The big question posed by everything presented here is this: Do our names really define who we are, or does who we are really provide the connotation that goes with the name. Well, for most folks it’s probably a little of Column A and a little of Column B. It’s natural to feel proprietary toward our names. After all, they are our names. Maybe we have something in common with our namesakes, maybe we don’t. There are plenty of other people like you with different names, anyway. At least Alan Berliner got over it.
Now, you can’t sit through a film like this without thinking about who else might have your name, so I decided to have a look on the Web. Berliner reveals there’s even a term for searching for your own name on the Internet. It’s “egosurfing”. What did I find when I looked up “Ron Wells”? On the milder end the group contains various university professors, engineers, a golf pro and such. More noteworthy are the champion mini-stock car driver, a boxer, a San Francisco Jazz drummer, a Chicago theater actor, the author of “Girl or Boy? Choose the Sex of Your Baby”, an Australian country-western singer, the principal of New York City’s Martin Luther King Jr.
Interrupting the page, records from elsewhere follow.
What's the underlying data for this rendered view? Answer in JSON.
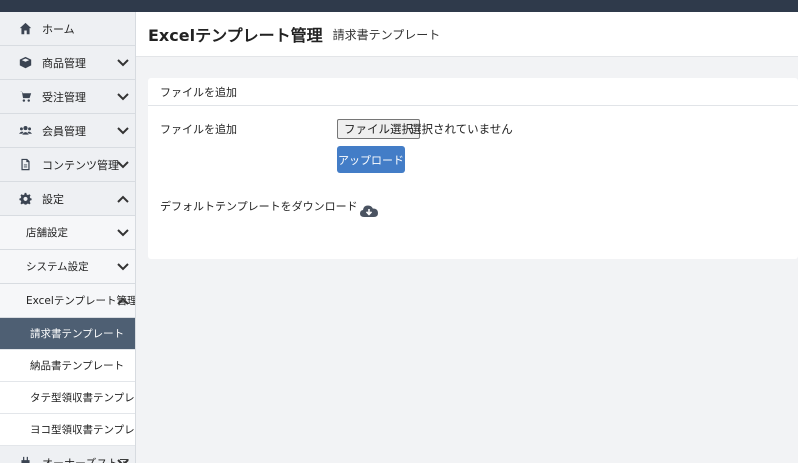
{
  "sidebar": {
    "items": [
      {
        "label": "ホーム",
        "icon": "home-icon"
      },
      {
        "label": "商品管理",
        "icon": "cube-icon"
      },
      {
        "label": "受注管理",
        "icon": "cart-icon"
      },
      {
        "label": "会員管理",
        "icon": "users-icon"
      },
      {
        "label": "コンテンツ管理",
        "icon": "file-icon"
      },
      {
        "label": "設定",
        "icon": "gear-icon"
      }
    ],
    "settings_sub": [
      {
        "label": "店舗設定"
      },
      {
        "label": "システム設定"
      },
      {
        "label": "Excelテンプレート管理"
      }
    ],
    "excel_sub": [
      {
        "label": "請求書テンプレート",
        "active": true
      },
      {
        "label": "納品書テンプレート"
      },
      {
        "label": "タテ型領収書テンプレート"
      },
      {
        "label": "ヨコ型領収書テンプレート"
      }
    ],
    "owner_store": {
      "label": "オーナーズストア"
    }
  },
  "header": {
    "title": "Excelテンプレート管理",
    "subtitle": "請求書テンプレート"
  },
  "card": {
    "heading": "ファイルを追加",
    "file_label": "ファイルを追加",
    "file_button": "ファイル選択",
    "file_status": "選択されていません",
    "upload_button": "アップロード",
    "download_label": "デフォルトテンプレートをダウンロード"
  },
  "colors": {
    "topbar": "#2f3a4b",
    "active_nav": "#4e5f73",
    "upload_button": "#437dc7"
  }
}
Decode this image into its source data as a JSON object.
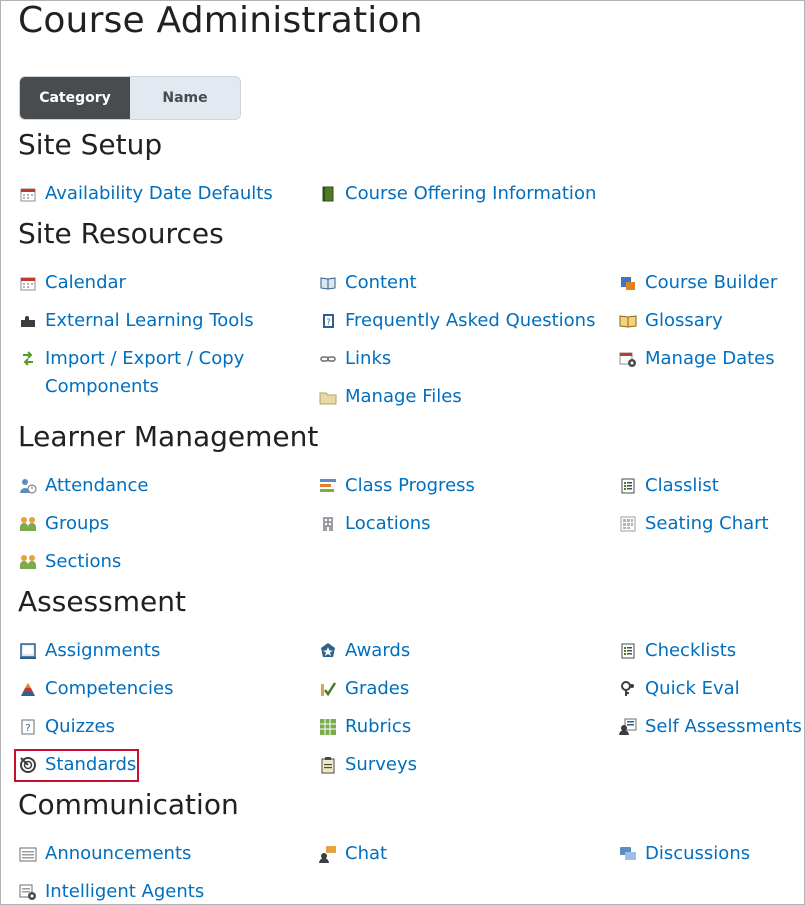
{
  "page": {
    "title": "Course Administration"
  },
  "view_toggle": {
    "category": "Category",
    "name": "Name"
  },
  "sections": {
    "site_setup": "Site Setup",
    "site_resources": "Site Resources",
    "learner_management": "Learner Management",
    "assessment": "Assessment",
    "communication": "Communication"
  },
  "items": {
    "availability_date_defaults": "Availability Date Defaults",
    "course_offering_information": "Course Offering Information",
    "calendar": "Calendar",
    "content": "Content",
    "course_builder": "Course Builder",
    "external_learning_tools": "External Learning Tools",
    "faq": "Frequently Asked Questions",
    "glossary": "Glossary",
    "import_export": "Import / Export / Copy Components",
    "links": "Links",
    "manage_dates": "Manage Dates",
    "manage_files": "Manage Files",
    "attendance": "Attendance",
    "class_progress": "Class Progress",
    "classlist": "Classlist",
    "groups": "Groups",
    "locations": "Locations",
    "seating_chart": "Seating Chart",
    "sections": "Sections",
    "assignments": "Assignments",
    "awards": "Awards",
    "checklists": "Checklists",
    "competencies": "Competencies",
    "grades": "Grades",
    "quick_eval": "Quick Eval",
    "quizzes": "Quizzes",
    "rubrics": "Rubrics",
    "self_assessments": "Self Assessments",
    "standards": "Standards",
    "surveys": "Surveys",
    "announcements": "Announcements",
    "chat": "Chat",
    "discussions": "Discussions",
    "intelligent_agents": "Intelligent Agents"
  },
  "colors": {
    "link": "#006fbf",
    "toggle_active": "#494c4e",
    "toggle_inactive": "#e3e9f1",
    "highlight": "#c8102e"
  }
}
High School, the Mayor of Sunfield, Michigan, a British DJ who goes by the names Earl Grey and Jack Smooth, a guy who drove a tour bus for Soundgarden and Public Enemy, a noted Texas minister, and some guy from the Bronx convicted last year of 1st degree robbery and weapons possession. I’d like to note that I am none of these guys. With this crowd an evening of Ron Wellses probably would end only with one group getting really hammered and antagonizing the Republicans until they have to call the cops on that guy from the Bronx. It could still be mighty amusing. Berlinger took solace in the fact that of all his Berliner brethren, only he owned www.alanberliner.com. Unfortunately some real estate guy owns ronwells.com and the Texas minister has ronwells.org. However, of all of them, I’ll pull up the most entries from a search engine, so IN YOUR FACE RON WELLS!